Trolls are that post inflammatory, derogatory or provocative messages in public forums anonymously…Cowards. Hiding behind a screen name or just words is still a form of cowardliness.
A troll is not a new concept, it’s the equivalent of some one talking crap through the grapevine or mailing a letter with no return address. It is the need to express yourself negatively and to get others on the band wagon. Which seems to have worked with groups of trolls guiding each other to the next bash fest.
Trolling is not just a group of meanies with the goal of hurting and disrupting online communities, but they have rules and their own lingo. One term that stood out is the plural of lol, LULZ, which is ‘ the joy of disrupting another’s emotional equilibrium’, also its a way for trolls to keep score. One rule is ‘the game is never over until all the lulz have been had.
They have created web communities of their own. These sites allow trolls access to what they normally couldn’t and so trolls can see what others trolls are loling about. Some sites are 4chan.org and encyclopediadramatica.se, whose slogan is ‘In Lulz we trust’.
A lot of these trolls are normal people we encounter everyday. Our professors, pastors, gas station clerk, etc are leading double lives as trolls . Earlier in the semester we read about true online identity, but trolls cause us to ask about the true identities offline. Jason Fortuny is one of those people.

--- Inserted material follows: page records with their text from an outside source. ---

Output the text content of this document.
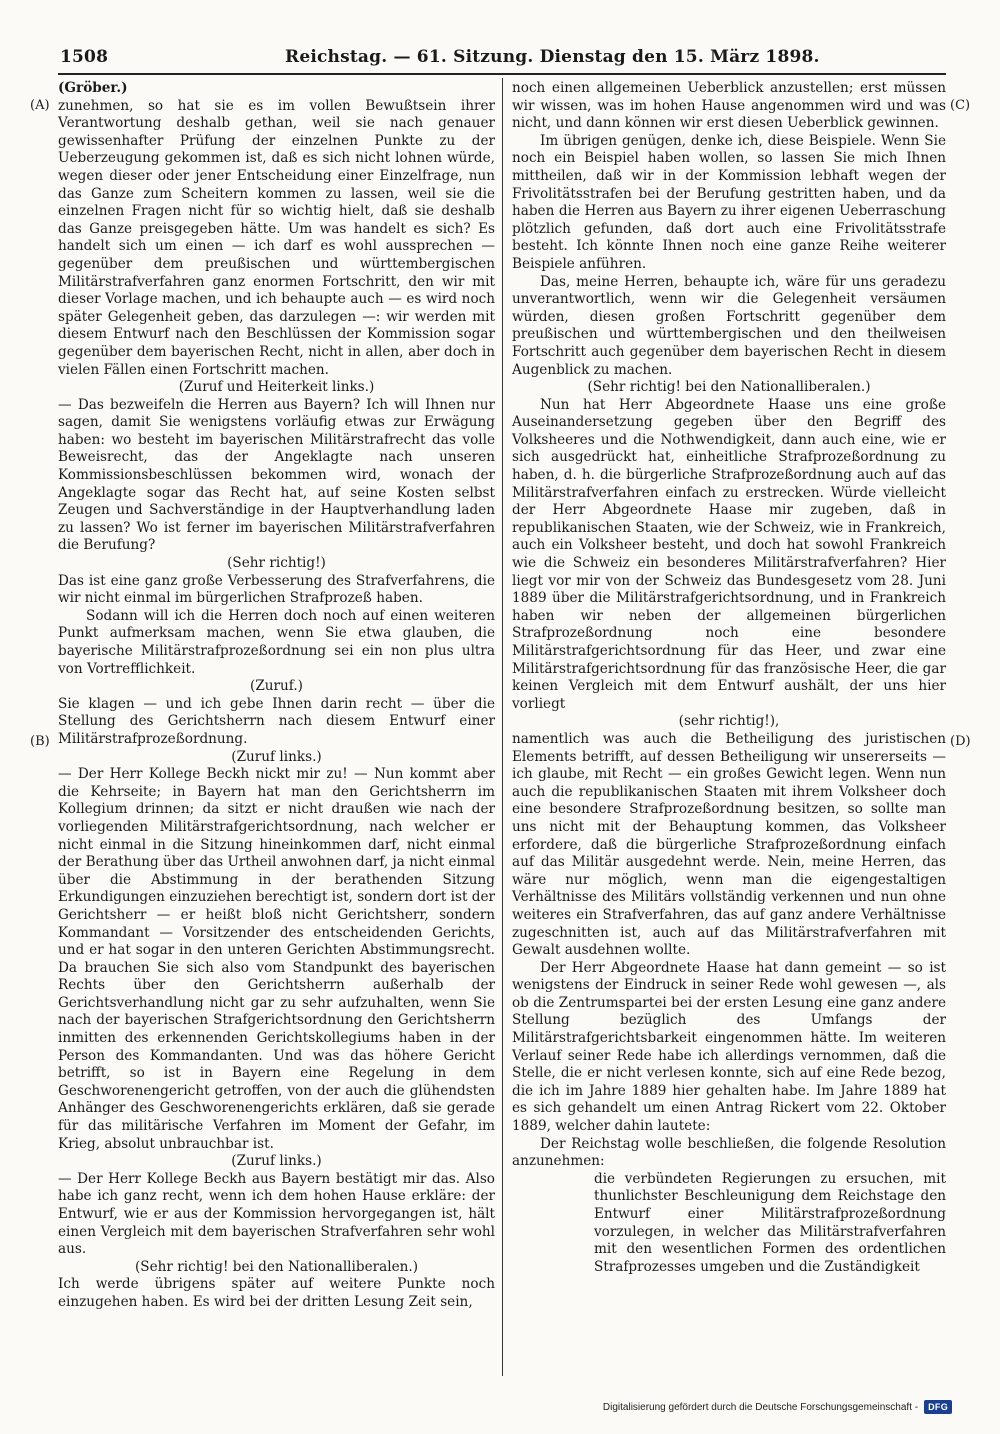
1508	Reichstag. — 61. Sitzung. Dienstag den 15. März 1898.
(A)
(B)
(C)
(D)

(Gröber.)

zunehmen, so hat sie es im vollen Bewußtsein ihrer Verantwortung deshalb gethan, weil sie nach genauer gewissenhafter Prüfung der einzelnen Punkte zu der Ueberzeugung gekommen ist, daß es sich nicht lohnen würde, wegen dieser oder jener Entscheidung einer Einzelfrage, nun das Ganze zum Scheitern kommen zu lassen, weil sie die einzelnen Fragen nicht für so wichtig hielt, daß sie deshalb das Ganze preisgegeben hätte. Um was handelt es sich? Es handelt sich um einen — ich darf es wohl aussprechen — gegenüber dem preußischen und württembergischen Militärstrafverfahren ganz enormen Fortschritt, den wir mit dieser Vorlage machen, und ich behaupte auch — es wird noch später Gelegenheit geben, das darzulegen —: wir werden mit diesem Entwurf nach den Beschlüssen der Kommission sogar gegenüber dem bayerischen Recht, nicht in allen, aber doch in vielen Fällen einen Fortschritt machen.

(Zuruf und Heiterkeit links.)

— Das bezweifeln die Herren aus Bayern? Ich will Ihnen nur sagen, damit Sie wenigstens vorläufig etwas zur Erwägung haben: wo besteht im bayerischen Militärstrafrecht das volle Beweisrecht, das der Angeklagte nach unseren Kommissionsbeschlüssen bekommen wird, wonach der Angeklagte sogar das Recht hat, auf seine Kosten selbst Zeugen und Sachverständige in der Hauptverhandlung laden zu lassen? Wo ist ferner im bayerischen Militärstrafverfahren die Berufung?

(Sehr richtig!)

Das ist eine ganz große Verbesserung des Strafverfahrens, die wir nicht einmal im bürgerlichen Strafprozeß haben.

Sodann will ich die Herren doch noch auf einen weiteren Punkt aufmerksam machen, wenn Sie etwa glauben, die bayerische Militärstrafprozeßordnung sei ein non plus ultra von Vortrefflichkeit.

(Zuruf.)

Sie klagen — und ich gebe Ihnen darin recht — über die Stellung des Gerichtsherrn nach diesem Entwurf einer Militärstrafprozeßordnung.

(Zuruf links.)

— Der Herr Kollege Beckh nickt mir zu! — Nun kommt aber die Kehrseite; in Bayern hat man den Gerichtsherrn im Kollegium drinnen; da sitzt er nicht draußen wie nach der vorliegenden Militärstrafgerichtsordnung, nach welcher er nicht einmal in die Sitzung hineinkommen darf, nicht einmal der Berathung über das Urtheil anwohnen darf, ja nicht einmal über die Abstimmung in der berathenden Sitzung Erkundigungen einzuziehen berechtigt ist, sondern dort ist der Gerichtsherr — er heißt bloß nicht Gerichtsherr, sondern Kommandant — Vorsitzender des entscheidenden Gerichts, und er hat sogar in den unteren Gerichten Abstimmungsrecht. Da brauchen Sie sich also vom Standpunkt des bayerischen Rechts über den Gerichtsherrn außerhalb der Gerichtsverhandlung nicht gar zu sehr aufzuhalten, wenn Sie nach der bayerischen Strafgerichtsordnung den Gerichtsherrn inmitten des erkennenden Gerichtskollegiums haben in der Person des Kommandanten. Und was das höhere Gericht betrifft, so ist in Bayern eine Regelung in dem Geschworenengericht getroffen, von der auch die glühendsten Anhänger des Geschworenengerichts erklären, daß sie gerade für das militärische Verfahren im Moment der Gefahr, im Krieg, absolut unbrauchbar ist.

(Zuruf links.)

— Der Herr Kollege Beckh aus Bayern bestätigt mir das. Also habe ich ganz recht, wenn ich dem hohen Hause erkläre: der Entwurf, wie er aus der Kommission hervorgegangen ist, hält einen Vergleich mit dem bayerischen Strafverfahren sehr wohl aus.

(Sehr richtig! bei den Nationalliberalen.)

Ich werde übrigens später auf weitere Punkte noch einzugehen haben. Es wird bei der dritten Lesung Zeit sein,

noch einen allgemeinen Ueberblick anzustellen; erst müssen wir wissen, was im hohen Hause angenommen wird und was nicht, und dann können wir erst diesen Ueberblick gewinnen.

Im übrigen genügen, denke ich, diese Beispiele. Wenn Sie noch ein Beispiel haben wollen, so lassen Sie mich Ihnen mittheilen, daß wir in der Kommission lebhaft wegen der Frivolitätsstrafen bei der Berufung gestritten haben, und da haben die Herren aus Bayern zu ihrer eigenen Ueberraschung plötzlich gefunden, daß dort auch eine Frivolitätsstrafe besteht. Ich könnte Ihnen noch eine ganze Reihe weiterer Beispiele anführen.

Das, meine Herren, behaupte ich, wäre für uns geradezu unverantwortlich, wenn wir die Gelegenheit versäumen würden, diesen großen Fortschritt gegenüber dem preußischen und württembergischen und den theilweisen Fortschritt auch gegenüber dem bayerischen Recht in diesem Augenblick zu machen.

(Sehr richtig! bei den Nationalliberalen.)

Nun hat Herr Abgeordnete Haase uns eine große Auseinandersetzung gegeben über den Begriff des Volksheeres und die Nothwendigkeit, dann auch eine, wie er sich ausgedrückt hat, einheitliche Strafprozeßordnung zu haben, d. h. die bürgerliche Strafprozeßordnung auch auf das Militärstrafverfahren einfach zu erstrecken. Würde vielleicht der Herr Abgeordnete Haase mir zugeben, daß in republikanischen Staaten, wie der Schweiz, wie in Frankreich, auch ein Volksheer besteht, und doch hat sowohl Frankreich wie die Schweiz ein besonderes Militärstrafverfahren? Hier liegt vor mir von der Schweiz das Bundesgesetz vom 28. Juni 1889 über die Militärstrafgerichtsordnung, und in Frankreich haben wir neben der allgemeinen bürgerlichen Strafprozeßordnung noch eine besondere Militärstrafgerichtsordnung für das Heer, und zwar eine Militärstrafgerichtsordnung für das französische Heer, die gar keinen Vergleich mit dem Entwurf aushält, der uns hier vorliegt

(sehr richtig!),

namentlich was auch die Betheiligung des juristischen Elements betrifft, auf dessen Betheiligung wir unsererseits — ich glaube, mit Recht — ein großes Gewicht legen. Wenn nun auch die republikanischen Staaten mit ihrem Volksheer doch eine besondere Strafprozeßordnung besitzen, so sollte man uns nicht mit der Behauptung kommen, das Volksheer erfordere, daß die bürgerliche Strafprozeßordnung einfach auf das Militär ausgedehnt werde. Nein, meine Herren, das wäre nur möglich, wenn man die eigengestaltigen Verhältnisse des Militärs vollständig verkennen und nun ohne weiteres ein Strafverfahren, das auf ganz andere Verhältnisse zugeschnitten ist, auch auf das Militärstrafverfahren mit Gewalt ausdehnen wollte.

Der Herr Abgeordnete Haase hat dann gemeint — so ist wenigstens der Eindruck in seiner Rede wohl gewesen —, als ob die Zentrumspartei bei der ersten Lesung eine ganz andere Stellung bezüglich des Umfangs der Militärstrafgerichtsbarkeit eingenommen hätte. Im weiteren Verlauf seiner Rede habe ich allerdings vernommen, daß die Stelle, die er nicht verlesen konnte, sich auf eine Rede bezog, die ich im Jahre 1889 hier gehalten habe. Im Jahre 1889 hat es sich gehandelt um einen Antrag Rickert vom 22. Oktober 1889, welcher dahin lautete:

Der Reichstag wolle beschließen, die folgende Resolution anzunehmen:

die verbündeten Regierungen zu ersuchen, mit thunlichster Beschleunigung dem Reichstage den Entwurf einer Militärstrafprozeßordnung vorzulegen, in welcher das Militärstrafverfahren mit den wesentlichen Formen des ordentlichen Strafprozesses umgeben und die Zuständigkeit

Digitalisierung gefördert durch die Deutsche Forschungsgemeinschaft -	DFG
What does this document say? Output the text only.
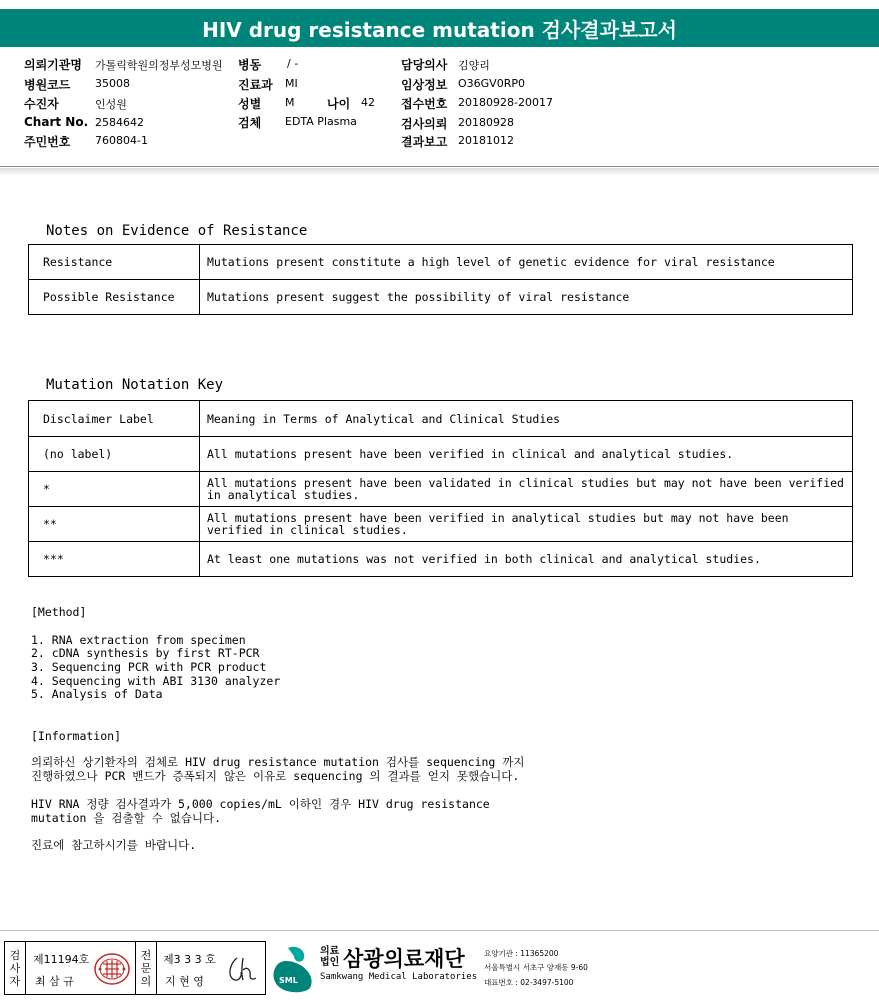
HIV drug resistance mutation 검사결과보고서
의뢰기관명 가톨릭학원의정부성모병원 병동 / -	담당의사 김양리
병원코드 35008	진료과 MI	임상정보 O36GV0RP0
수진자	인성원	성별 M	나이 42 접수번호 20180928-20017
Chart No. 2584642	검체 EDTA Plasma	검사의뢰 20180928
주민번호 760804-1	결과보고 20181012
Notes on Evidence of Resistance
Resistance	Mutations present constitute a high level of genetic evidence for viral resistance
Possible Resistance	Mutations present suggest the possibility of viral resistance
Mutation Notation Key
Disclaimer Label	Meaning in Terms of Analytical and Clinical Studies
(no label)	All mutations present have been verified in clinical and analytical studies.
*	All mutations present have been validated in clinical studies but may not have been verified in analytical studies.
**	All mutations present have been verified in analytical studies but may not have been verified in clinical studies.
***	At least one mutations was not verified in both clinical and analytical studies.
[Method]
1. RNA extraction from specimen
2. cDNA synthesis by first RT-PCR
3. Sequencing PCR with PCR product
4. Sequencing with ABI 3130 analyzer
5. Analysis of Data
[Information]
의뢰하신 상기환자의 검체로 HIV drug resistance mutation 검사를 sequencing 까지
진행하였으나 PCR 밴드가 증폭되지 않은 이유로 sequencing 의 결과를 얻지 못했습니다.
HIV RNA 정량 검사결과가 5,000 copies/mL 이하인 경우 HIV drug resistance
mutation 을 검출할 수 없습니다.
진료에 참고하시기를 바랍니다.
검
사
자
제11194호
최 삼 규
전
문
의
제3 3 3 호
지 현 영	SML
의료
법인 삼광의료재단
Samkwang Medical Laboratories
요양기관 : 11365200
서울특별시 서초구 양재동 9-60
대표번호 : 02-3497-5100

A freelance web designer and programmer who describes himself as a ‘normal person who does insane things online’.
Trolls hide behind the mask of anonymity ready to pounce on the next picture, video or tragedy that appears on their screen. They lay in wait for the next vulnerable situation and then attack. So with the uncertainty of who these trolls are, does it cause us to question the true identities of those around us offline?